Heute ist im Zeichen der Amerikanisierung gerade der gegensätzliche Trend auszumachen; Sprachen sterben, werden überlagert, ein Eintopf im Denken entsteht. Die Zwischenwelten verarmen, werden banaler, eine Simplifizierung, die das ganze moderne Denken durchdringt. Aber offensichtlich gab es schon immer Tendenzen in dieser Richtung, besonders bei Namengebungen, wo mit möglichst einem einzigen Eigenschaftswort eine Pflanze aus einer ganzen Familie mit ähnlichen Eigenheiten bezeichnet werden musste. Als Beispiel mag hier der Stinkende Storchschnabel (Geranium robertianum L., Ruprechtskraut) dienen. Diese Pflanze mit dem roten, behaarten Stengel (im Herbst färben sich auch die dekorativen mehrfach fiederspaltigen Blättchen rot) stinkt überhaupt nicht. Nur wenn man einen Pflanzenteil zwischen den Fingern zerreibt, werden ätherische Öle frei, die intensiv duften, aber meines Erachtens nicht stinken; es ist eine Ermessenfrage, ob man den herben Duft als unangenehm oder sogar als Gestank empfindet. Er geht beim Trocknen verloren.

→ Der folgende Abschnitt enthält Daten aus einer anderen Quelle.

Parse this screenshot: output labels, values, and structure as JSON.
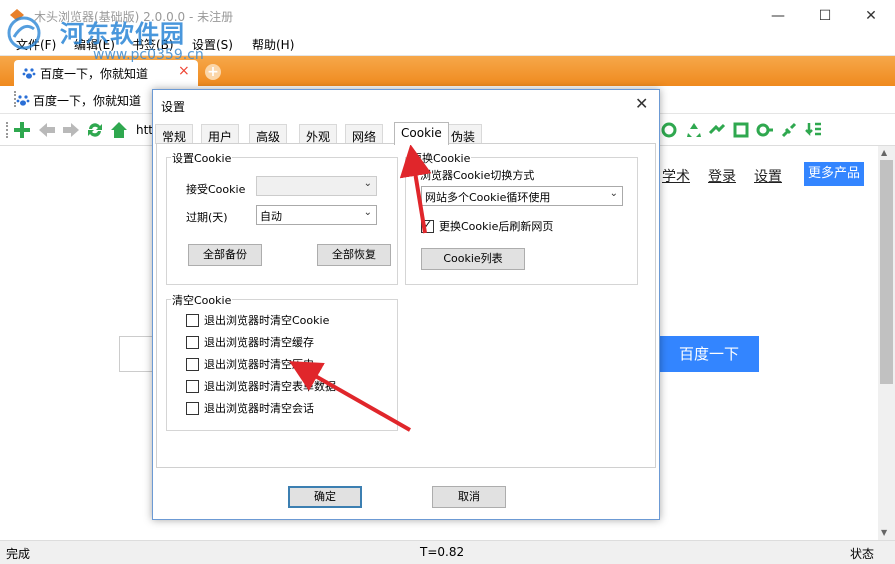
{
  "window": {
    "title": "木头浏览器(基础版) 2.0.0.0 - 未注册",
    "minimize_glyph": "—",
    "maximize_glyph": "☐",
    "close_glyph": "✕"
  },
  "watermark": {
    "text": "河东软件园",
    "url": "www.pc0359.cn"
  },
  "menu": [
    "文件(F)",
    "编辑(E)",
    "书签(B)",
    "设置(S)",
    "帮助(H)"
  ],
  "tab": {
    "label": "百度一下，你就知道",
    "close": "×",
    "new": "+"
  },
  "favorites": {
    "label": "百度一下，你就知道"
  },
  "toolbar": {
    "address_prefix": "htt"
  },
  "page": {
    "links": [
      "学术",
      "登录",
      "设置"
    ],
    "more_products": "更多产品",
    "search_button": "百度一下"
  },
  "status": {
    "left": "完成",
    "center": "T=0.82",
    "right": "状态"
  },
  "dialog": {
    "title": "设置",
    "close": "✕",
    "tabs": [
      "常规",
      "用户",
      "高级",
      "外观",
      "网络",
      "Cookie",
      "伪装"
    ],
    "active_tab": "Cookie",
    "set_cookie": {
      "title": "设置Cookie",
      "accept_label": "接受Cookie",
      "accept_value": "",
      "expire_label": "过期(天)",
      "expire_value": "自动",
      "backup_button": "全部备份",
      "restore_button": "全部恢复"
    },
    "switch_cookie": {
      "title": "更换Cookie",
      "mode_label": "浏览器Cookie切换方式",
      "mode_value": "网站多个Cookie循环使用",
      "refresh_label": "更换Cookie后刷新网页",
      "refresh_checked": true,
      "list_button": "Cookie列表"
    },
    "clear_cookie": {
      "title": "清空Cookie",
      "options": [
        {
          "label": "退出浏览器时清空Cookie",
          "checked": false
        },
        {
          "label": "退出浏览器时清空缓存",
          "checked": false
        },
        {
          "label": "退出浏览器时清空历史",
          "checked": false
        },
        {
          "label": "退出浏览器时清空表单数据",
          "checked": false
        },
        {
          "label": "退出浏览器时清空会话",
          "checked": false
        }
      ]
    },
    "ok_button": "确定",
    "cancel_button": "取消"
  },
  "colors": {
    "tabbar": "#f39a2e",
    "accent_blue": "#3385ff",
    "arrow": "#e0262b"
  }
}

Dieser Storchschnabel ist eine Heilpflanze. Der daraus zubereitete Tee wird bei chronischen Magen-Darm-Erkrankungen getrunken und auch als Wundmittel verwendet. In der Homöopathie wird die ein- oder zweijährige Pflanze bei Nieren- und Darmerkrankungen, Gicht, Rheumatismus, Drüsenerkrankungen wie Lymphdrüsenschwellungen, Gallensteinen und Nabelkolliken bei Kindern eingesetzt.

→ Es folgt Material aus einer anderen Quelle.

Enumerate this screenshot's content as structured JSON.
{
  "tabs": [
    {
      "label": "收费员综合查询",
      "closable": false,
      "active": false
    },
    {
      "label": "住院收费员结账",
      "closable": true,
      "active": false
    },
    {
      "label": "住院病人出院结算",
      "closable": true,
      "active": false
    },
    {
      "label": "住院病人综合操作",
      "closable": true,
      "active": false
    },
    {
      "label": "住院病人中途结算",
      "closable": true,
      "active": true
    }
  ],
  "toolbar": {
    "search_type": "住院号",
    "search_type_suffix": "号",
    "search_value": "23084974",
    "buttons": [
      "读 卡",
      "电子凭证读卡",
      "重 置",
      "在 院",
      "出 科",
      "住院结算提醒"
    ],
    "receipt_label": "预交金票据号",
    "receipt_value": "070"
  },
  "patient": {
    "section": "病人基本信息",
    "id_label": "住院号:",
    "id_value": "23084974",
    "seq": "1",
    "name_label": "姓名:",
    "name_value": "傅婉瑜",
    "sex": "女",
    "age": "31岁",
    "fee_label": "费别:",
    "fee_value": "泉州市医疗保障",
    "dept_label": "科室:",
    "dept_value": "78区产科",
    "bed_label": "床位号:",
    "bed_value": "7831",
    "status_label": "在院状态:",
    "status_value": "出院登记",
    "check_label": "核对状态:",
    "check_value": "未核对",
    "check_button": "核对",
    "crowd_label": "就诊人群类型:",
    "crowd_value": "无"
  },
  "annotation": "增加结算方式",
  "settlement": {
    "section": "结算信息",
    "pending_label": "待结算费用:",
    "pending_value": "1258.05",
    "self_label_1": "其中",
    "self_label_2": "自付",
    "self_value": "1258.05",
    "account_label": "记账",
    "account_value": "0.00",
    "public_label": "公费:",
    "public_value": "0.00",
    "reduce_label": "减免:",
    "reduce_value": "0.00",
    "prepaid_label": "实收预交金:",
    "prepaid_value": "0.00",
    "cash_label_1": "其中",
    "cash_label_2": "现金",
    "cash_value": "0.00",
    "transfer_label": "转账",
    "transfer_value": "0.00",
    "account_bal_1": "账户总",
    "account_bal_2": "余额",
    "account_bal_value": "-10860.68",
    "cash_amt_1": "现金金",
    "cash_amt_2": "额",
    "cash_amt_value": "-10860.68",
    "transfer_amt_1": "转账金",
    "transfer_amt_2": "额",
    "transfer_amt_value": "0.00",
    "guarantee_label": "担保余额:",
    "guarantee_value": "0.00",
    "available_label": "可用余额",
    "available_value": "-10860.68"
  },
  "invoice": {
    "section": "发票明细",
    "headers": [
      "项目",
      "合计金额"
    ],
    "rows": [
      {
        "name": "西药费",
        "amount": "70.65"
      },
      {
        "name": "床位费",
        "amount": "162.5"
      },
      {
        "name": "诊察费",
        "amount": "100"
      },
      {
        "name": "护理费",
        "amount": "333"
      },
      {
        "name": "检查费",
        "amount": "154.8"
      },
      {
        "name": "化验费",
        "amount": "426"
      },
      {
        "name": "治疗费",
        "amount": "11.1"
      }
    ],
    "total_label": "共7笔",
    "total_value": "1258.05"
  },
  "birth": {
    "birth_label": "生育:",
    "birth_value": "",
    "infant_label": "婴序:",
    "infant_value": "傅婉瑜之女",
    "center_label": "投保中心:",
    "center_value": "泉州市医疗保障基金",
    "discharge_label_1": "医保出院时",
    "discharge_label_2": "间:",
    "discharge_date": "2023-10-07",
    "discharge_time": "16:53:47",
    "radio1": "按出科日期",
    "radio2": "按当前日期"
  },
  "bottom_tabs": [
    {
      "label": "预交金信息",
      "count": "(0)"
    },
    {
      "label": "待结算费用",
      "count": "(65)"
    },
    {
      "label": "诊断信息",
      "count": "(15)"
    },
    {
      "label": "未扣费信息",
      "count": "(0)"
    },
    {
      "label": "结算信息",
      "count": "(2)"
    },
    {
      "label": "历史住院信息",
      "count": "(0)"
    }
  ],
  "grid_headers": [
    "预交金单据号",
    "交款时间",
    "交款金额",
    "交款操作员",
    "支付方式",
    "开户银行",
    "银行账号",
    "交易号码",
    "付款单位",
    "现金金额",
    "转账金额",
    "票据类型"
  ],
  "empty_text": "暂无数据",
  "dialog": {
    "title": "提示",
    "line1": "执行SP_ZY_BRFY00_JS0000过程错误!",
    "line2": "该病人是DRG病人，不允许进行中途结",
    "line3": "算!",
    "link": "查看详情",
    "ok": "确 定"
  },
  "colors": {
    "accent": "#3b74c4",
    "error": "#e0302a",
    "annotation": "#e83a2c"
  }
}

Man könnte dem Stinkenden Storchschnabel also ebenso gut Heilender Storchschnabel sagen, das wie Knecht Ruprecht (Gestalt des Weihnachtsmannes) viele gute Dinge im Säcklein mitbringt. Eine Rute war bei Ruprecht zum Glück auch dabei. Man müsste sie bei Leuten einsetzen, die mit der Sprache leichtsinnig umgehen und Zerrbilder zeichnen.